Friends of Luis Posada Carriles held a banquet May 2 at the Big Five Club in West Miami-Dade in honor of the 80-year old Cuban exile. Pedro Peñaranda, president of Municipalities of Cuba in Exile, the group organizing the event, told the Miami Herald that supporters wanted to “recognize Posada as a great Cuban, a man of dignity and decency and as a great patriot.”

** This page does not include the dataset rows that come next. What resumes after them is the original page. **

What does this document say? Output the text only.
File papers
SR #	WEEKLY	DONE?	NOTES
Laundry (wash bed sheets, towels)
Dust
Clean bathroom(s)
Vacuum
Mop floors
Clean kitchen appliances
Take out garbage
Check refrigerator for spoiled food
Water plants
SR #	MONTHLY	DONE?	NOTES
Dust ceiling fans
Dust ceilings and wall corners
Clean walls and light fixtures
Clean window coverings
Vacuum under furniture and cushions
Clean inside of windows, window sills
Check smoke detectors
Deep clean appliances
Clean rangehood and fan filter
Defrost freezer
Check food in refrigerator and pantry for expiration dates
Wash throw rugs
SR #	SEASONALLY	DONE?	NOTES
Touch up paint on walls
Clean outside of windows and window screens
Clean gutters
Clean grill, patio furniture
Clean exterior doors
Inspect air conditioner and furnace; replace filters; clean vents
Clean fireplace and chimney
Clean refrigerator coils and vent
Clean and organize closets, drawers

While a band played, a “beaming” Posada circulated among the tables greeting acquaintances, many of them fellow combatants at the Bay of Pigs, members of the so-called Brigade 2506. Well over 500 guests were on hand, including Ernesto Diaz, leader of the paramilitary Alpha 66 organization.
Posada is no stranger to the Big Five. Its lobby last year became a gallery for display and sale of 30 Posada paintings

In the early 1970s, Posada ran Venezuela’s intelligence service as a torture shop. He helped direct a worldwide campaign of anti-Cuban sabotage and slaughter. He engineered a 1976 bomb attack on a Cuban Airliner killing 73 passengers. He supplied arms to “contra” rebels in Nicaragua under CIA auspices. He organized bombings of Havana hotels in 1997. One explosion killed an Italian tourist. Posada staged an assassination attempt against Cuban President Fidel Castro in 2000. He was honored for these “contributions.”

Luis Posada, having entered the United States in 2005, was released pre-trial from jail on May 8, 2007 by federal judge Kathleen Cardone, who rejected a prosecutors’ case charging him with lying to immigration officials. Since then Posada had been spotted in public only rarely in Miami prior to the Big Five gala.

Venezuela has sought Posada’s extradition in order to finish with court proceedings related to the airliner bombing. Asked to comment on the event honoring Posada, Bernardo Alvarez, Venezuelan ambassador in Washington, said the United States “instead of complying with its treaty obligations, has provided protection for him … It is once again a demonstration of the double standard on terrorism issues.”

For over two years, a New Jersey grand jury has been exploring an indictment against Posada for taking Cuban exile money to pay for the hotel bombing attacks.